Okay. Another question. Are any patients or many patients coming on to loop kinase as they start MMF and steroids, or are most of them coming on only after they failed those?

Speaker 4

Yeah. So so, you know, we don't have visibility to exactly all of the treatments that that the patients are on. And when they've started treatments, we don't have the visibility through Aurinia Alliance. But I can just tell you anecdotally that we we are hearing of of, you know, newly diagnosed patients coming on, leukinus, even though the bulk of the patients that are on leukinus are ones that have been on other treatments and just are not getting to the proteinuria goal.

Speaker 12

Okay. And, last question. Has there been any pushback? Like, you mentioned that some doctors are waiting for the long term safety data. Are any not prescribing it until they get that data because calcineurin inhibitors do have you know, the older ones have a history of, long term nephrotoxicity.

And is there any pushback because there are cheaper calcineurin inhibitors on the market?

Speaker 3

Well, I mean, let let me start there. First off, I I just wanna make sure, you know, we put the right context out there. It's calcineurin inhibitor data in terms of nephrotoxicity has been seen in primarily the transplant population in higher doses. That's not to say it doesn't the problem doesn't accrue to us, and it's not to say that we don't get the question because we do. You know?

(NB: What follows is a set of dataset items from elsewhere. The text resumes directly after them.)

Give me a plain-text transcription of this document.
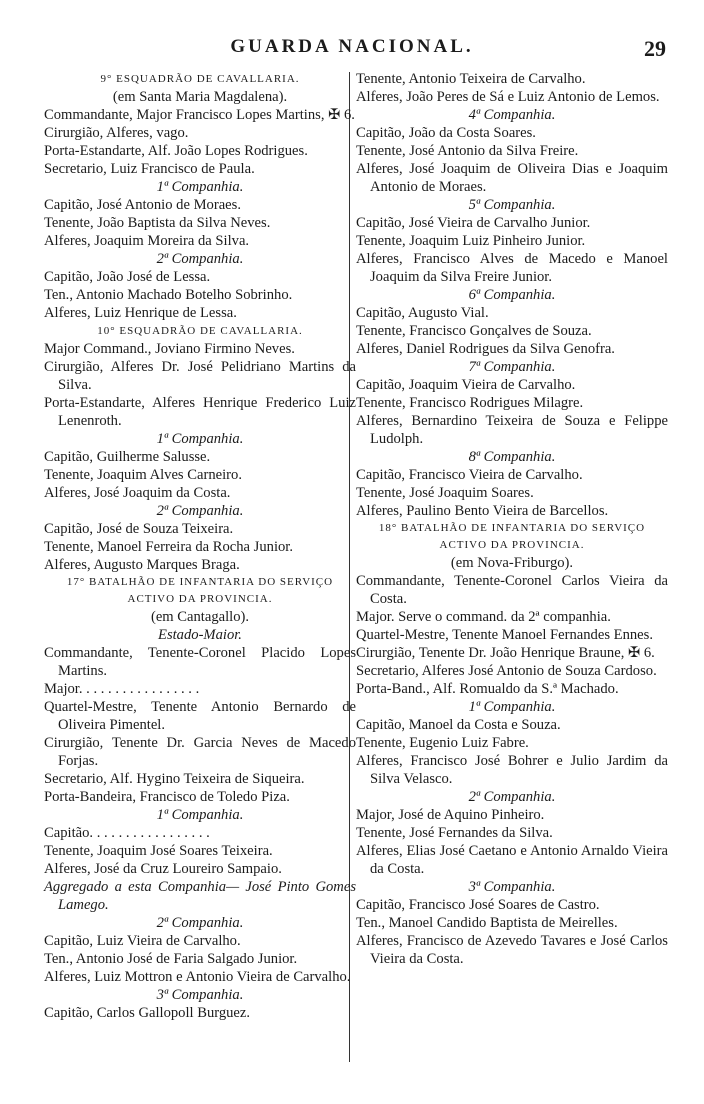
GUARDA NACIONAL.	29
9° ESQUADRÃO DE CAVALLARIA.
(em Santa Maria Magdalena).
Commandante, Major Francisco Lopes Martins, ✠ 6.
Cirurgião, Alferes, vago.
Porta-Estandarte, Alf. João Lopes Rodrigues.
Secretario, Luiz Francisco de Paula.
1ª Companhia.
Capitão, José Antonio de Moraes.
Tenente, João Baptista da Silva Neves.
Alferes, Joaquim Moreira da Silva.
2ª Companhia.
Capitão, João José de Lessa.
Ten., Antonio Machado Botelho Sobrinho.
Alferes, Luiz Henrique de Lessa.
10° ESQUADRÃO DE CAVALLARIA.
Major Command., Joviano Firmino Neves.
Cirurgião, Alferes Dr. José Pelidriano Martins da Silva.
Porta-Estandarte, Alferes Henrique Frederico Luiz Lenenroth.
1ª Companhia.
Capitão, Guilherme Salusse.
Tenente, Joaquim Alves Carneiro.
Alferes, José Joaquim da Costa.
2ª Companhia.
Capitão, José de Souza Teixeira.
Tenente, Manoel Ferreira da Rocha Junior.
Alferes, Augusto Marques Braga.
17° BATALHÃO DE INFANTARIA DO SERVIÇO ACTIVO DA PROVINCIA.
(em Cantagallo).
Estado-Maior.
Commandante, Tenente-Coronel Placido Lopes Martins.
Major. . . . . . . . . . . . . . . . .
Quartel-Mestre, Tenente Antonio Bernardo de Oliveira Pimentel.
Cirurgião, Tenente Dr. Garcia Neves de Macedo Forjas.
Secretario, Alf. Hygino Teixeira de Siqueira.
Porta-Bandeira, Francisco de Toledo Piza.
1ª Companhia.
Capitão. . . . . . . . . . . . . . . . .
Tenente, Joaquim José Soares Teixeira.
Alferes, José da Cruz Loureiro Sampaio.
Aggregado a esta Companhia— José Pinto Gomes Lamego.
2ª Companhia.
Capitão, Luiz Vieira de Carvalho.
Ten., Antonio José de Faria Salgado Junior.
Alferes, Luiz Mottron e Antonio Vieira de Carvalho.
3ª Companhia.
Capitão, Carlos Gallopoll Burguez.
Tenente, Antonio Teixeira de Carvalho.
Alferes, João Peres de Sá e Luiz Antonio de Lemos.
4ª Companhia.
Capitão, João da Costa Soares.
Tenente, José Antonio da Silva Freire.
Alferes, José Joaquim de Oliveira Dias e Joaquim Antonio de Moraes.
5ª Companhia.
Capitão, José Vieira de Carvalho Junior.
Tenente, Joaquim Luiz Pinheiro Junior.
Alferes, Francisco Alves de Macedo e Manoel Joaquim da Silva Freire Junior.
6ª Companhia.
Capitão, Augusto Vial.
Tenente, Francisco Gonçalves de Souza.
Alferes, Daniel Rodrigues da Silva Genofra.
7ª Companhia.
Capitão, Joaquim Vieira de Carvalho.
Tenente, Francisco Rodrigues Milagre.
Alferes, Bernardino Teixeira de Souza e Felippe Ludolph.
8ª Companhia.
Capitão, Francisco Vieira de Carvalho.
Tenente, José Joaquim Soares.
Alferes, Paulino Bento Vieira de Barcellos.
18° BATALHÃO DE INFANTARIA DO SERVIÇO ACTIVO DA PROVINCIA.
(em Nova-Friburgo).
Commandante, Tenente-Coronel Carlos Vieira da Costa.
Major. Serve o command. da 2ª companhia.
Quartel-Mestre, Tenente Manoel Fernandes Ennes.
Cirurgião, Tenente Dr. João Henrique Braune, ✠ 6.
Secretario, Alferes José Antonio de Souza Cardoso.
Porta-Band., Alf. Romualdo da S.ª Machado.
1ª Companhia.
Capitão, Manoel da Costa e Souza.
Tenente, Eugenio Luiz Fabre.
Alferes, Francisco José Bohrer e Julio Jardim da Silva Velasco.
2ª Companhia.
Major, José de Aquino Pinheiro.
Tenente, José Fernandes da Silva.
Alferes, Elias José Caetano e Antonio Arnaldo Vieira da Costa.
3ª Companhia.
Capitão, Francisco José Soares de Castro.
Ten., Manoel Candido Baptista de Meirelles.
Alferes, Francisco de Azevedo Tavares e José Carlos Vieira da Costa.
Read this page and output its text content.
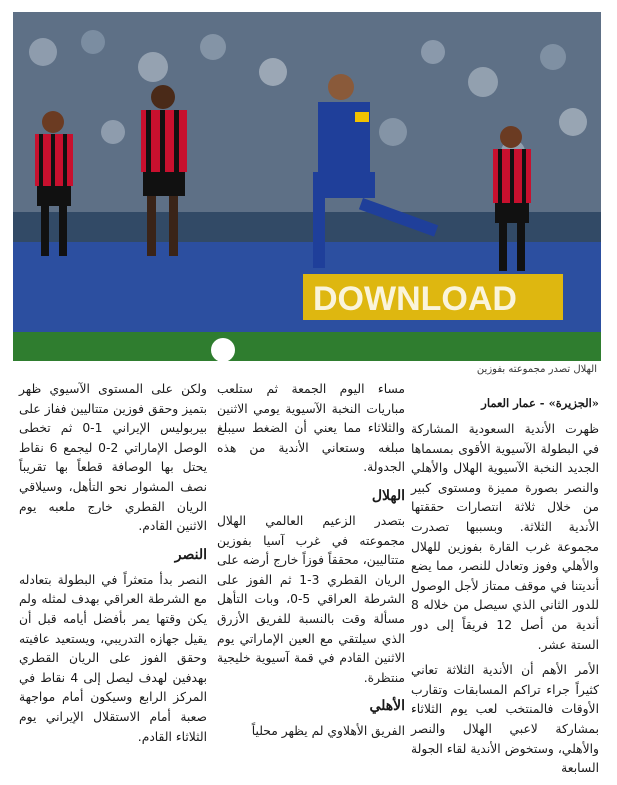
DOWNLOAD
الهلال تصدر مجموعته بفوزين
«الجزيرة» - عمار العمار

ظهرت الأندية السعودية المشاركة في البطولة الآسيوية الأقوى بمسماها الجديد النخبة الآسيوية الهلال والأهلي والنصر بصورة مميزة ومستوى كبير من خلال ثلاثة انتصارات حققتها الأندية الثلاثة. وبسببها تصدرت مجموعة غرب القارة بفوزين للهلال والأهلي وفوز وتعادل للنصر، مما يضع أنديتنا في موقف ممتاز لأجل الوصول للدور الثاني الذي سيصل من خلاله 8 أندية من أصل 12 فريقاً إلى دور الستة عشر.

الأمر الأهم أن الأندية الثلاثة تعاني كثيراً جراء تراكم المسابقات وتقارب الأوقات فالمنتخب لعب يوم الثلاثاء بمشاركة لاعبي الهلال والنصر والأهلي، وستخوض الأندية لقاء الجولة السابعة

مساء اليوم الجمعة ثم ستلعب مباريات النخبة الآسيوية يومي الاثنين والثلاثاء مما يعني أن الضغط سيبلغ مبلغه وستعاني الأندية من هذه الجدولة.

الهلال

بتصدر الزعيم العالمي الهلال مجموعته في غرب آسيا بفوزين متتاليين، محققاً فوزاً خارج أرضه على الريان القطري 3-1 ثم الفوز على الشرطة العراقي 5-0، وبات التأهل مسألة وقت بالنسبة للفريق الأزرق الذي سيلتقي مع العين الإماراتي يوم الاثنين القادم في قمة آسيوية خليجية منتظرة.

الأهلي

الفريق الأهلاوي لم يظهر محلياً

ولكن على المستوى الآسيوي ظهر بتميز وحقق فوزين متتاليين ففاز على بيربوليس الإيراني 1-0 ثم تخطى الوصل الإماراتي 2-0 ليجمع 6 نقاط يحتل بها الوصافة قطعاً بها تقريباً نصف المشوار نحو التأهل، وسيلاقي الريان القطري خارج ملعبه يوم الاثنين القادم.

النصر

النصر بدأ متعثراً في البطولة بتعادله مع الشرطة العراقي بهدف لمثله ولم يكن وقتها يمر بأفضل أيامه قبل أن يقيل جهازه التدريبي، ويستعيد عافيته وحقق الفوز على الريان القطري بهدفين لهدف ليصل إلى 4 نقاط في المركز الرابع وسيكون أمام مواجهة صعبة أمام الاستقلال الإيراني يوم الثلاثاء القادم.
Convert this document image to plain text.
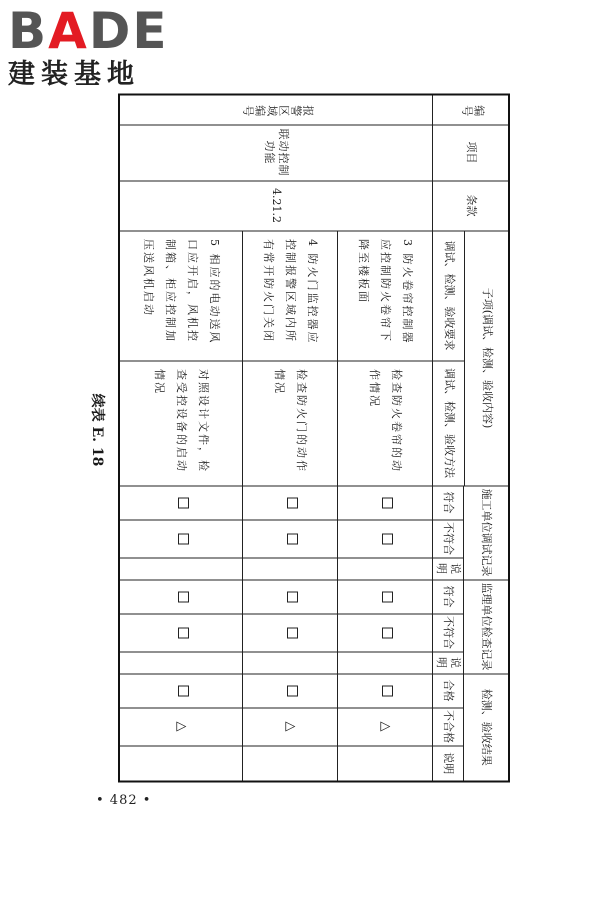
BADE
建装基地
续表 E. 18
编号	项目	条款	子项(调试、检测、验收内容)		施工单位调试记录			监理单位检查记录			检测、验收结果		
			调试、检测、验收要求	调试、检测、验收方法									
					符合	不符合	说明	符合	不符合	说明	合格	不合格	说明
报警区域编号	联动控制功能	4.21.2	3 防火卷帘控制器应控制防火卷帘下降至楼板面	检查防火卷帘的动作情况								△	
			4 防火门监控器应控制报警区域内所有常开防火门关闭	检查防火门的动作情况								△	
			5 相应的电动送风口应开启，风机控制箱、柜应控制加压送风机启动	对照设计文件，检查受控设备的启动情况								△	
• 482 •
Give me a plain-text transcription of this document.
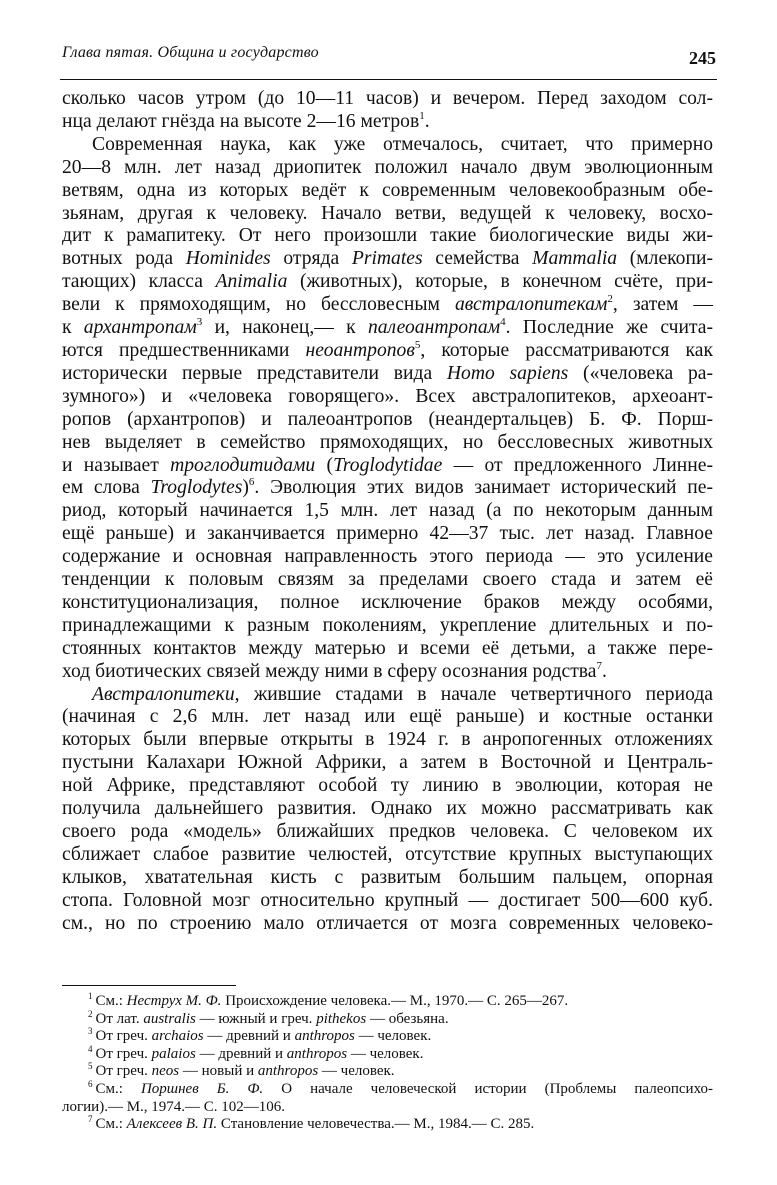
Глава пятая. Община и государство	245
сколько часов утром (до 10—11 часов) и вечером. Перед заходом сол-
нца делают гнёзда на высоте 2—16 метров$^1$.
Современная наука, как уже отмечалось, считает, что примерно
20—8 млн. лет назад дриопитек положил начало двум эволюционным
ветвям, одна из которых ведёт к современным человекообразным обе-
зьянам, другая к человеку. Начало ветви, ведущей к человеку, восхо-
дит к рамапитеку. От него произошли такие биологические виды жи-
вотных рода Hominides отряда Primates семейства Mammalia (млекопи-
тающих) класса Animalia (животных), которые, в конечном счёте, при-
вели к прямоходящим, но бессловесным австралопитекам$^2$, затем —
к архантропам$^3$ и, наконец,— к палеоантропам$^4$. Последние же счита-
ются предшественниками неоантропов$^5$, которые рассматриваются как
исторически первые представители вида Homo sapiens («человека ра-
зумного») и «человека говорящего». Всех австралопитеков, археоант-
ропов (архантропов) и палеоантропов (неандертальцев) Б. Ф. Порш-
нев выделяет в семейство прямоходящих, но бессловесных животных
и называет троглодитидами (Troglodytidae — от предложенного Линне-
ем слова Troglodytes)$^6$. Эволюция этих видов занимает исторический пе-
риод, который начинается 1,5 млн. лет назад (а по некоторым данным
ещё раньше) и заканчивается примерно 42—37 тыс. лет назад. Главное
содержание и основная направленность этого периода — это усиление
тенденции к половым связям за пределами своего стада и затем её
конституционализация, полное исключение браков между особями,
принадлежащими к разным поколениям, укрепление длительных и по-
стоянных контактов между матерью и всеми её детьми, а также пере-
ход биотических связей между ними в сферу осознания родства$^7$.
Австралопитеки, жившие стадами в начале четвертичного периода
(начиная с 2,6 млн. лет назад или ещё раньше) и костные останки
которых были впервые открыты в 1924 г. в анропогенных отложениях
пустыни Калахари Южной Африки, а затем в Восточной и Централь-
ной Африке, представляют особой ту линию в эволюции, которая не
получила дальнейшего развития. Однако их можно рассматривать как
своего рода «модель» ближайших предков человека. С человеком их
сближает слабое развитие челюстей, отсутствие крупных выступающих
клыков, хватательная кисть с развитым большим пальцем, опорная
стопа. Головной мозг относительно крупный — достигает 500—600 куб.
см., но по строению мало отличается от мозга современных человеко-
$^1$ См.: Неструх М. Ф. Происхождение человека.— М., 1970.— С. 265—267.
$^2$ От лат. australis — южный и греч. pithekos — обезьяна.
$^3$ От греч. archaios — древний и anthropos — человек.
$^4$ От греч. palaios — древний и anthropos — человек.
$^5$ От греч. neos — новый и anthropos — человек.
$^6$ См.: Поршнев Б. Ф. О начале человеческой истории (Проблемы палеопсихо-
логии).— М., 1974.— С. 102—106.
$^7$ См.: Алексеев В. П. Становление человечества.— М., 1984.— С. 285.
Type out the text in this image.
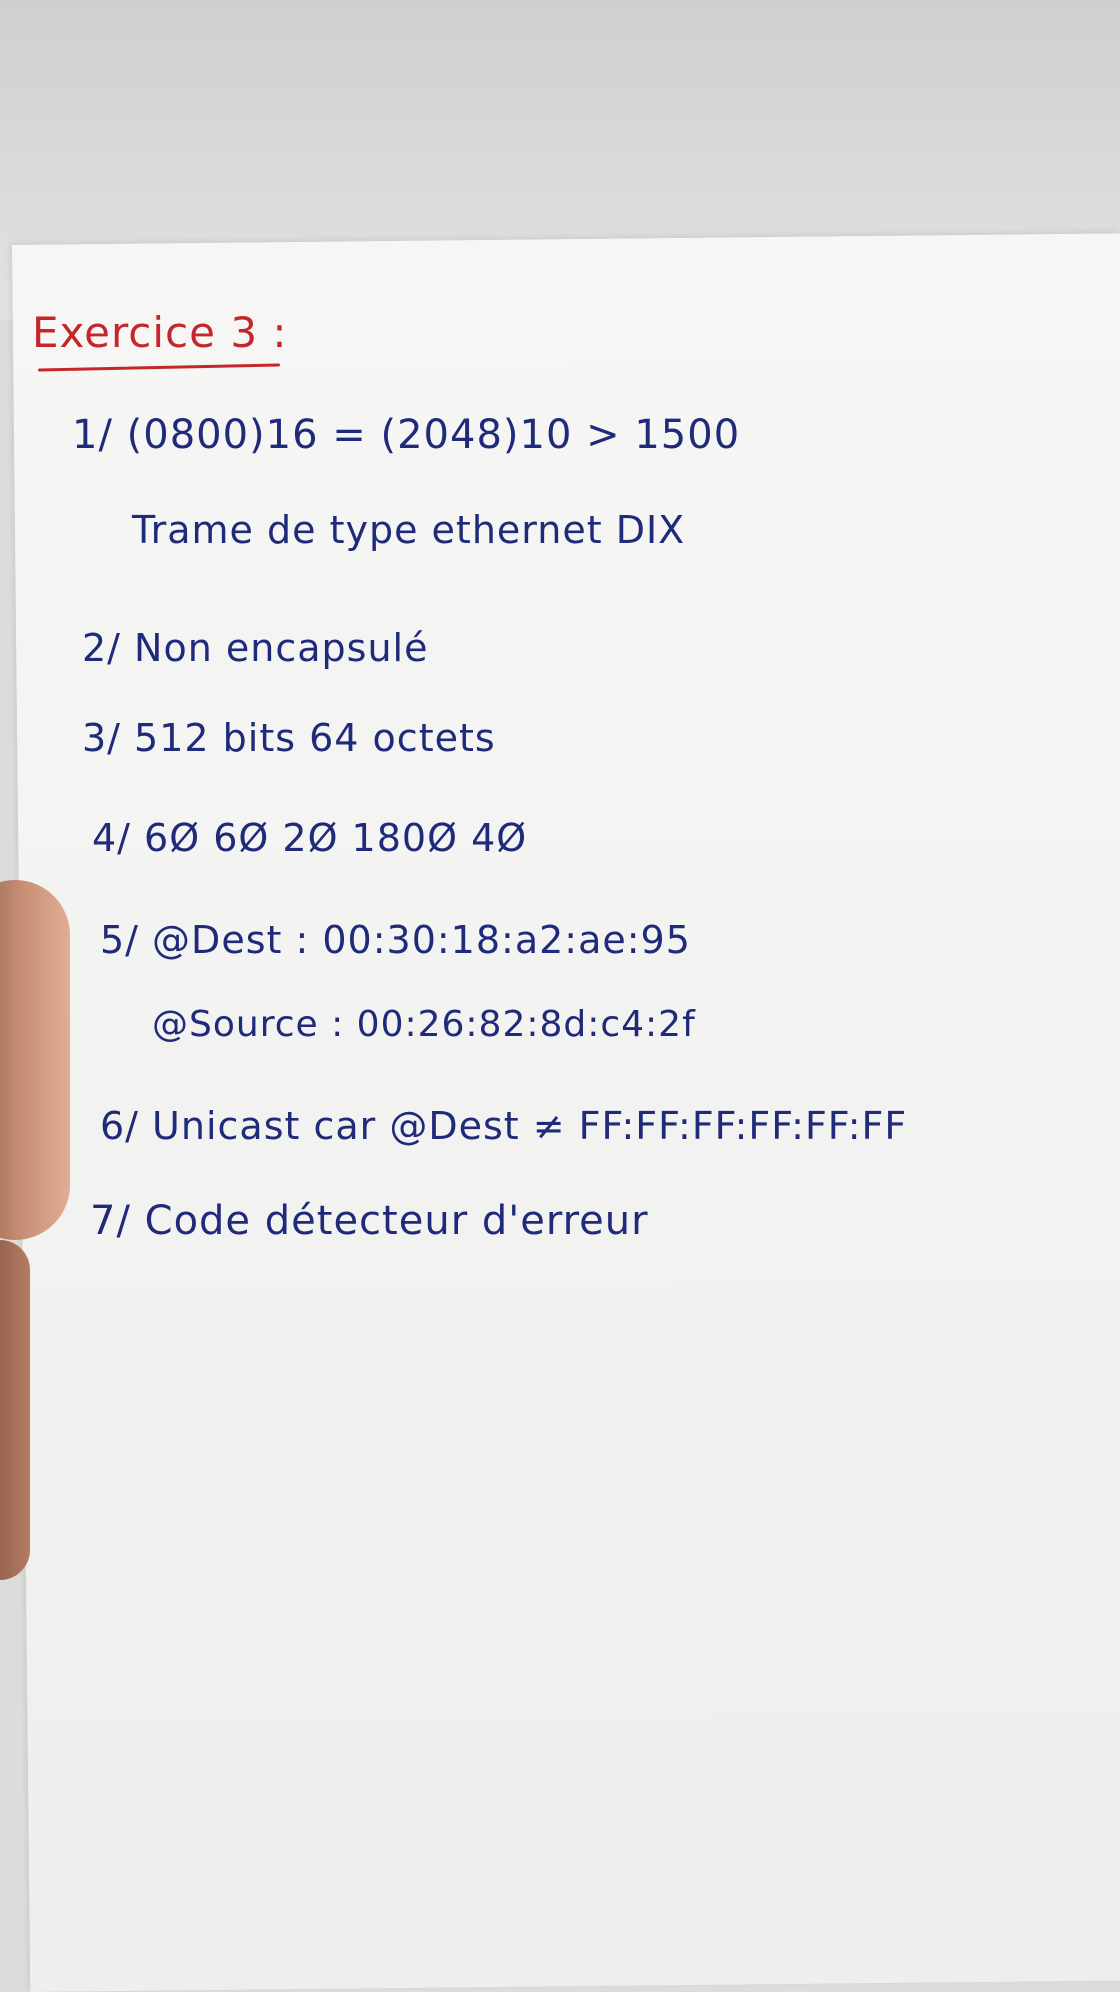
Exercice 3 :
1/ (0800)16 = (2048)10 > 1500
Trame de type ethernet DIX
2/ Non encapsulé
3/ 512 bits 64 octets
4/ 6Ø 6Ø 2Ø 180Ø 4Ø
5/ @Dest : 00:30:18:a2:ae:95
@Source : 00:26:82:8d:c4:2f
6/ Unicast car @Dest ≠ FF:FF:FF:FF:FF:FF
7/ Code détecteur d'erreur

And we we do hear from some, some physicians out there, not a hesitancy to wait to utilize the product, but I think one of the areas we gotta, you know, focus on and really put intention intensity of our education efforts around impact, not just our not just our data, but also around disease state awareness and what the impact of not aggressively treating is on these patients. We do hear that, you know, well, yeah, I I know the drug. I know the data, and, you know, I'll consider it for, you know, patients that, you know, that I consider for first generation CNI. You know, like, this is a better C and I. Obviously, those physicians don't even really understand how we study the drug, and I think that's just a matter of education.

But, Max, you know, you can build on and I wouldn't say that that is a n that is representative of the full community. We I'm just being, you know, completely clear that we do hear that question. I don't know that we hear a lot that I'm not gonna utilize the product until I see two year data. Have we, Max?

Speaker 4

You know, I I I would characterize just very consistent when you launch, you know, a new therapy that's been studied in clinical trials. You you have a subset of physicians that will that are cautious, and they wanna see more data, more safety data. Right? And I think that's just very consistent with with what we're seeing is very consistent with what we've seen in other launches.

Speaker 12

Okay. Great. Thank you.

Speaker 3

Thanks, David. Operator, anyone else left in the queue?

Speaker 0

There are no further questions in the queue at this time.

Speaker 3

Okay. Beautiful. Well, listen. I wanna thank everybody for, joining us, after business hours on the East Coast. And as I said in my closing comments, I want to, thank you and promise everyone that as we continue to make significant progress here, we'll, look forward to laying that out over the quarter and, quarters and months to come.

Thank you for your time tonight. Take care.

Speaker 0

Thank you, ladies and gentlemen. This does conclude today's event. You may disconnect your lines at this time, and have a wonderful day. Thank you for your participation.